Perm Memorial put quite a lot of effort into persuading the Russian State Duma to pass the federal law “On Alternative Civilian Service.” In order to nudge Duma deputies toward this decision, our organization in the years 1998-2001 was one of the first in the country to conduct experiments on working out a Russian model for ACS. The draft federal law was written on the basis of those experiments.

This law gives this right - although the local officials in epaulets who work on military commissariats and members of draft boards far from always respect it, setting up obstacles to ACS for young men. If the boys whose rights are being violated go to Perm Memorial’s human rights advice office, which has been in operation since 1997, then here they will definitely get help. They will be told how to correctly write an application for ACS, how to take it to the military commissariat in order to meet the legally mandated deadline, and what to do if the draft board refuses to satisfy a request to substitute alternative for military service.

If required, associates of the advice office will help write a legal action to the court disputing the draft board’s incorrect decision and will themselves participate in the court’s civil hearing as the ACS applicant’s representative.
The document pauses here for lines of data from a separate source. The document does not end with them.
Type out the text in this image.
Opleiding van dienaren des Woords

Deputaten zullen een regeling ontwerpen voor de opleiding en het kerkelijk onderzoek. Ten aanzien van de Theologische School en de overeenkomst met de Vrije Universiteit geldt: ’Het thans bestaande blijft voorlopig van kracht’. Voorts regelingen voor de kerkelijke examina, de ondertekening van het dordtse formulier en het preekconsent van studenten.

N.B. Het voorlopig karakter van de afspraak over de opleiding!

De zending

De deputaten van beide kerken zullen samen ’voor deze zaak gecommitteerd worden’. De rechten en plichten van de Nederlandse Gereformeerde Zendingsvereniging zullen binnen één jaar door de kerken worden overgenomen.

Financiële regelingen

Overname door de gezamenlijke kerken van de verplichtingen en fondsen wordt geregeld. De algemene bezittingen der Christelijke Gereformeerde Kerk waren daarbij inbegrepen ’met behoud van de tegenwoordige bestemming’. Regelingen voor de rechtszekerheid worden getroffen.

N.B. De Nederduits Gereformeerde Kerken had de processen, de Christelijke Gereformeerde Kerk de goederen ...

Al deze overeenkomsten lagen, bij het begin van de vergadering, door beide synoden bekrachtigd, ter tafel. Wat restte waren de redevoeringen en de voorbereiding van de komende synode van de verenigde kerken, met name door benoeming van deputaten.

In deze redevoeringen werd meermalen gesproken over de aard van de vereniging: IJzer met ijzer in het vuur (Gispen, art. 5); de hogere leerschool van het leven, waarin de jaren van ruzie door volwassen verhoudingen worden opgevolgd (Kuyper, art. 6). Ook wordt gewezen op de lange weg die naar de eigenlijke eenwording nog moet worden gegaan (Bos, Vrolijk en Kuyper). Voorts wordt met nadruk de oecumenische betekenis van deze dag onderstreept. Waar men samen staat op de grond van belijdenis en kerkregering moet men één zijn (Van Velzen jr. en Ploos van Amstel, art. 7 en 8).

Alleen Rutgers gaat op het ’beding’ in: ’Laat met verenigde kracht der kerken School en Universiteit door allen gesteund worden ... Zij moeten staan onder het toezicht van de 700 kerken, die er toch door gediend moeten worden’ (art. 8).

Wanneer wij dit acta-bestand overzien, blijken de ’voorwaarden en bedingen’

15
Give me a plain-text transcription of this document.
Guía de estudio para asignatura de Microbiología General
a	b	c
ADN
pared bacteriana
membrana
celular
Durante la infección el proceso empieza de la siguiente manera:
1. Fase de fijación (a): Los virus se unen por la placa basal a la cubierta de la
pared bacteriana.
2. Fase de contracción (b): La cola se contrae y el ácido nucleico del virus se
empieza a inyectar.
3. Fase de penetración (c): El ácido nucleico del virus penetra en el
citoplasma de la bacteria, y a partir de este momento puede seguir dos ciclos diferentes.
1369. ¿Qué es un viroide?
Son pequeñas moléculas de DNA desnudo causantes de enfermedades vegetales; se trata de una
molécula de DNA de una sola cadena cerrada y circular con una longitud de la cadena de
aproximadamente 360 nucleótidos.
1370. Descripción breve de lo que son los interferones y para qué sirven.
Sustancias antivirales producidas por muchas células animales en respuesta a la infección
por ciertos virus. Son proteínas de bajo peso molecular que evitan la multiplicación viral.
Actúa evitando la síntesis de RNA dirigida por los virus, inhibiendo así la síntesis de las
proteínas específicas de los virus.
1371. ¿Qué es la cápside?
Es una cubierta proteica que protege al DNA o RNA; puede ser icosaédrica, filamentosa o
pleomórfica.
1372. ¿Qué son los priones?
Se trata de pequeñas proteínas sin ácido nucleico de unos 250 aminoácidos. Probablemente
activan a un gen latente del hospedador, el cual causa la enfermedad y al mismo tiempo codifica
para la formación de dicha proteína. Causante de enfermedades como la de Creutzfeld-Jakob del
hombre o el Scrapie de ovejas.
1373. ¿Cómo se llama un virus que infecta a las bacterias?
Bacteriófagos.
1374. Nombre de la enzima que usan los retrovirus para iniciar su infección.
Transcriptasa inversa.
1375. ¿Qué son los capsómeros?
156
And all this is totally free, since Memorial is a philanthropic organization.

And here’s what’s important: the activities of Perm Memorial connected with the defence of the rights of draft-age young men wholly corresponds to its charter objectives. Yes, our organization’s Charter says that one of the areas of its work is facilitating the development of citizens’ civic and legal self-awareness and the education of the younger generation in the spirit of a rule-of-law state. Perm Memorial not only defends the rights of draft-age youth but also provides legal education; we facilitate the development of their civic and legal self-awareness.

The idea of promoting alternative civilian service in Russia came to Perm Memorial’s directors when, in 1995, during the creation of the Memorial Museum of the History of Political Repressions “Perm-36,” we organized the first summer volunteer camp on its basis.

Among the volunteers was a young man from Germany, Tim Bose, who told us how in their country each young person, after graduating from high school, can choose how to serve: carrying a weapon or Zivildienst—civilian service. A year later, Tim came to Perm Memorial to perform his Zivildienst. He took care of lonely old women and men - victims of political repressions — in their homes and also established tender, almost familial relationships with them so that even many years later the old Perm women and men remembered with enormous warmth this young German who spoke Russian so poorly.

Looking at Tim, Perm volunteers started caring for lonely old women and men. This is how Memorial’s volunteer social service, which functions to this day, was born. Young people from this service look after lonely elderly people — victims of political repressions — and wash their apartments windows during the spring and autumn “Clean Windows” actions.

It was members of Memorial’s volunteer social service in Perm who were the first applicants for ACS. Participation in Memorial’s volunteer social service helps them prepare for the far from simple alternative civilian service.

In 2016, Perm Memorial, in connection with the “Right to an Alternative” project, which is supported by a “presidential” grant, provided free consultation for dozens of young draft-age men from all over Perm region, holding many informational and educational meetings with students at various educational institutions, organizing an interregional forum in Perm for people who were doing or applying for ACS, and publishing a booklet and brochure for teachers on how to inform pupils about their right to choose their way to serve society — carrying a weapon or in alternative civilian service.

Work on the “Right to an Alternative” project continues this year as well, moreover, not only in Perm region but also in towns in Sverdlovsk and Kirov provinces, the Republic of Mari El, Tatarstan, and Chuvashia.

Coordinators for our project are working there, creating conditions for free consultations for draft-age young men. This means that there will be more young men working in hospitals, homes for the aged and disabled, the post office, and elsewhere where there is an acute shortage of working hands felt today.